Re-introducing elements of economic history into core modules;
* Incorporating some issues on the frontiers of research into undergraduate teaching;
* Encouraging inter-disciplinary interest; and
* Ensuring students are taught key skills such as data handling and good communication.

I was particularly struck by her point about the factors explaining the “rut” into which undergraduate economics teaching had fallen. For several decades (perhaps longer) the ‘mathematisation’ of economics had led to the fossilisation of the profession round a Kuhnian paradigm which yielded lots of interesting intellectual puzzles but was effectively detached from the real world of finance, globalisation, computerised trading, neoliberal ideology and other phenomena. The result was the evolution of a profession that is effectively coalesced round a pathological paradigm — i.e. one that has little to do with the real-world domain to which it purportedly applies (see “The Dismal (and dangerous) Science” and Richard Posner’s strictures).

And therein lies an interesting unintended consequence — the way in which successive generations of undergraduates have been lured astray by something that all elite universities sell as their USP – the promise that kids will be taught by academics who are research leaders in their fields.

Those universities have been as good as their word. The result is that generations of kids in elite institutions have been stuffed with the fantasies emanating from the dominant, research-led economics paradigm. As my friend Geoff Harcourt pointed out in his letter to the Queen (see here again), apologists for the paradigm do not consider

“how the preference for mathematical technique over real-world substance diverted many economists from looking at the vital whole. It fails to reflect upon the drive to specialise in narrow areas of inquiry, to the detriment of any synthetic vision. For example, it does not consider the typical omission of psychology, philosophy or economic history from the current education of economists in prestigious institutions. It mentions neither the highly questionable belief in universal ‘rationality’ nor the ‘efficient markets hypothesis’ — both widely promoted by mainstream economists. It also fails to consider how economists have also been ‘charmed by the market’ and how simplistic and reckless market solutions have been widely and vigorously promoted by many economists.

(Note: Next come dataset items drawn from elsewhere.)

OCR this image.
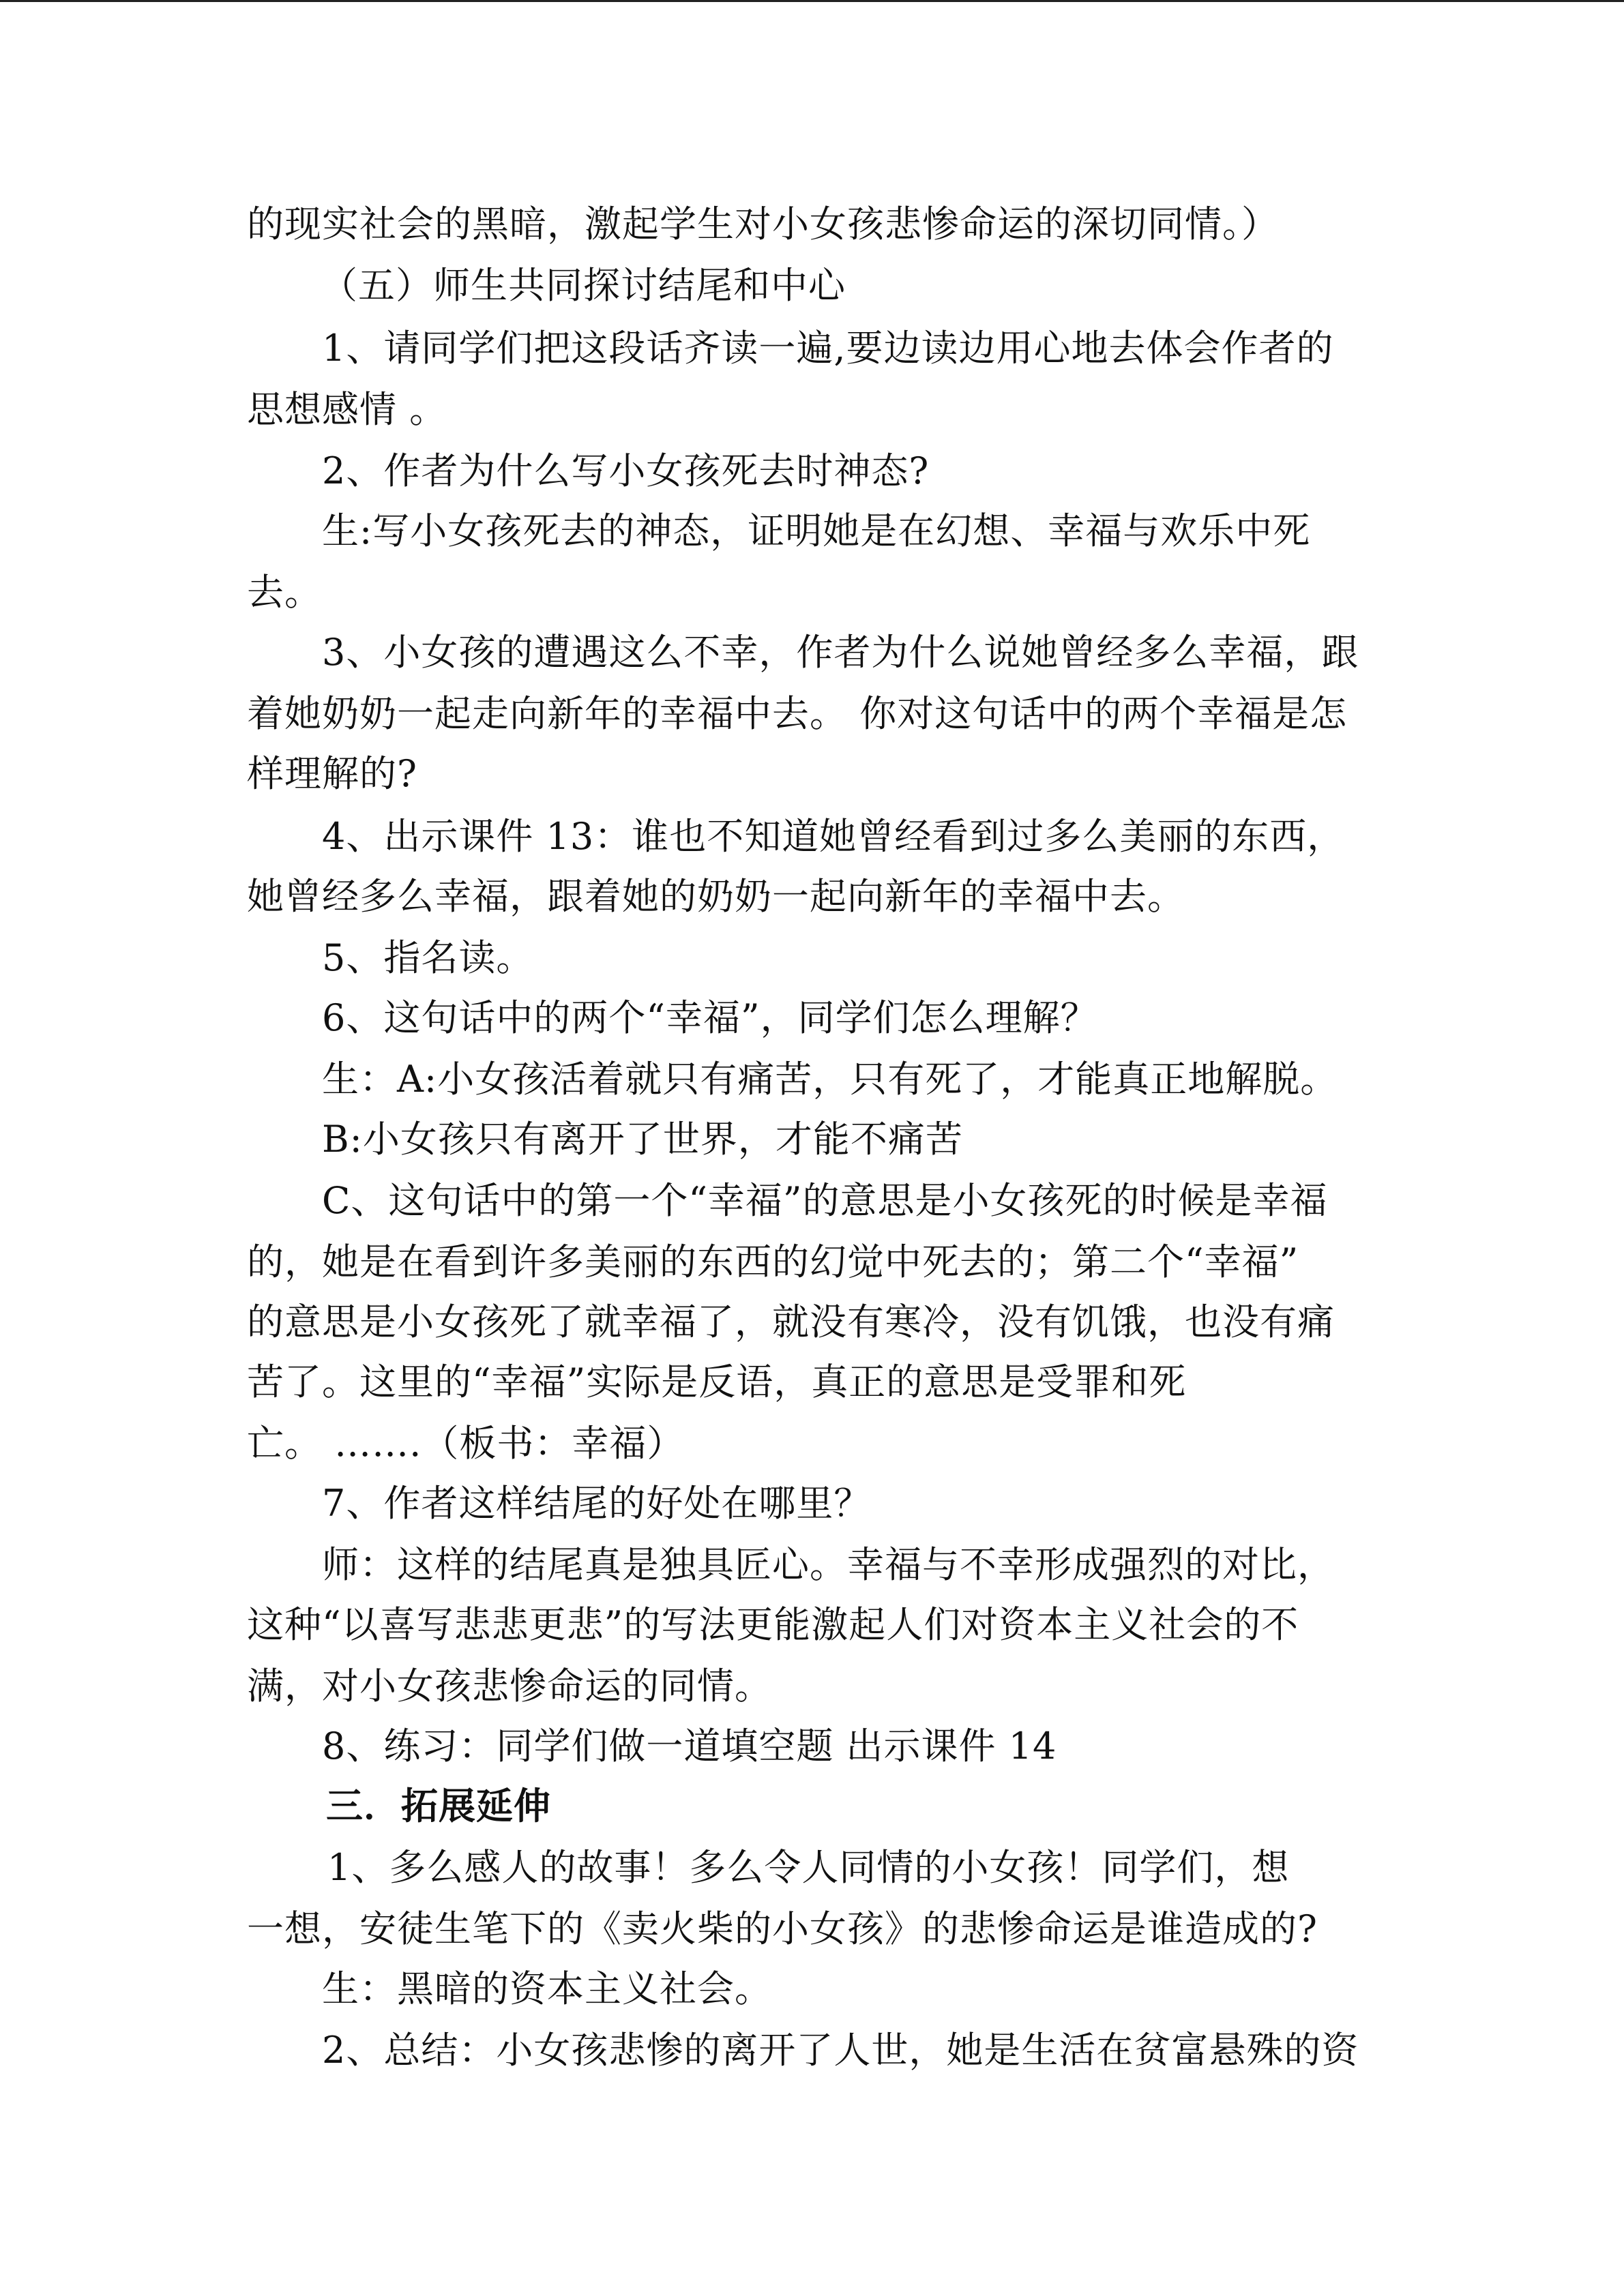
的现实社会的黑暗，激起学生对小女孩悲惨命运的深切同情。）
（五）师生共同探讨结尾和中心
1、请同学们把这段话齐读一遍,要边读边用心地去体会作者的
思想感情 。
2、作者为什么写小女孩死去时神态?
生:写小女孩死去的神态，证明她是在幻想、幸福与欢乐中死
去。
3、小女孩的遭遇这么不幸，作者为什么说她曾经多么幸福，跟
着她奶奶一起走向新年的幸福中去。 你对这句话中的两个幸福是怎
样理解的?
4、出示课件 13：谁也不知道她曾经看到过多么美丽的东西，
她曾经多么幸福，跟着她的奶奶一起向新年的幸福中去。
5、指名读。
6、这句话中的两个“幸福”，同学们怎么理解？
生：A:小女孩活着就只有痛苦，只有死了，才能真正地解脱。
B:小女孩只有离开了世界，才能不痛苦
C、这句话中的第一个“幸福”的意思是小女孩死的时候是幸福
的，她是在看到许多美丽的东西的幻觉中死去的；第二个“幸福”
的意思是小女孩死了就幸福了，就没有寒冷，没有饥饿，也没有痛
苦了。这里的“幸福”实际是反语，真正的意思是受罪和死
亡。 …….（板书：幸福）
7、作者这样结尾的好处在哪里？
师：这样的结尾真是独具匠心。幸福与不幸形成强烈的对比，
这种“以喜写悲悲更悲”的写法更能激起人们对资本主义社会的不
满，对小女孩悲惨命运的同情。
8、练习：同学们做一道填空题 出示课件 14
三．拓展延伸
1、多么感人的故事！多么令人同情的小女孩！同学们，想
一想，安徒生笔下的《卖火柴的小女孩》的悲惨命运是谁造成的?
生：黑暗的资本主义社会。
2、总结：小女孩悲惨的离开了人世，她是生活在贫富悬殊的资
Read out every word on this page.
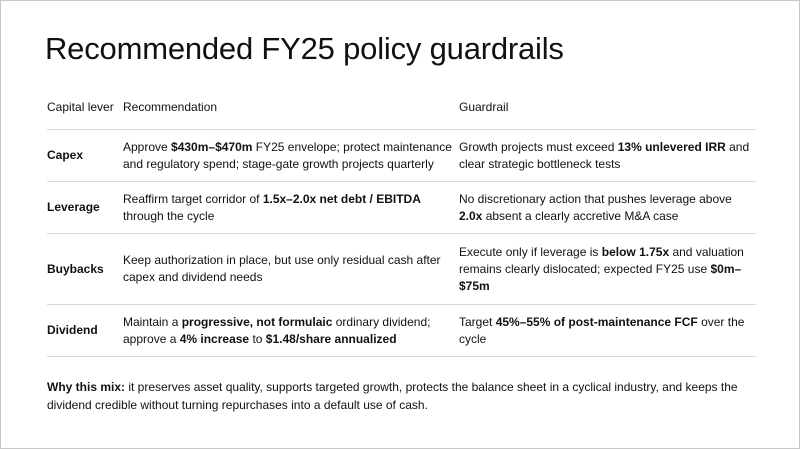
Recommended FY25 policy guardrails
Capital lever	Recommendation	Guardrail
Capex	Approve $430m–$470m FY25 envelope; protect maintenance and regulatory spend; stage-gate growth projects quarterly	Growth projects must exceed 13% unlevered IRR and clear strategic bottleneck tests
Leverage	Reaffirm target corridor of 1.5x–2.0x net debt / EBITDA through the cycle	No discretionary action that pushes leverage above 2.0x absent a clearly accretive M&A case
Buybacks	Keep authorization in place, but use only residual cash after capex and dividend needs	Execute only if leverage is below 1.75x and valuation remains clearly dislocated; expected FY25 use $0m–$75m
Dividend	Maintain a progressive, not formulaic ordinary dividend; approve a 4% increase to $1.48/share annualized	Target 45%–55% of post-maintenance FCF over the cycle

Why this mix: it preserves asset quality, supports targeted growth, protects the balance sheet in a cyclical industry, and keeps the dividend credible without turning repurchases into a default use of cash.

What has been scarce is a professional wisdom informed by a rich knowledge of psychology, institutional structures and historic precedents. This insufficiency has been apparent among those economists giving advice to governments, banks, businesses and policy institutes. Non-quantified warnings about the potential instability of the global financial system should have been given much more attention.

We believe that the narrow training of economists — which concentrates on mathematical techniques and the building of empirically uncontrolled formal models — has been a major reason for this failure in our profession. This defect is enhanced by the pursuit of mathematical technique for its own sake in many leading academic journals and departments of economics.”

The big question, of course, is whether the arguments advanced by Diane Coyle, Geoff Harcourt and other perceptive critics will lead to any substantive change in the way mainstream economics is taught. Anyone familiar with Thomas Kuhn’s analysis, who has seen the intellectual and organisational grip that paradigms exert on academic disciplines, or read John Cassidy’s account of denial in the profession, is bound to be sceptical. Some people would sooner die than admit that they have been wrong. And they include many academics.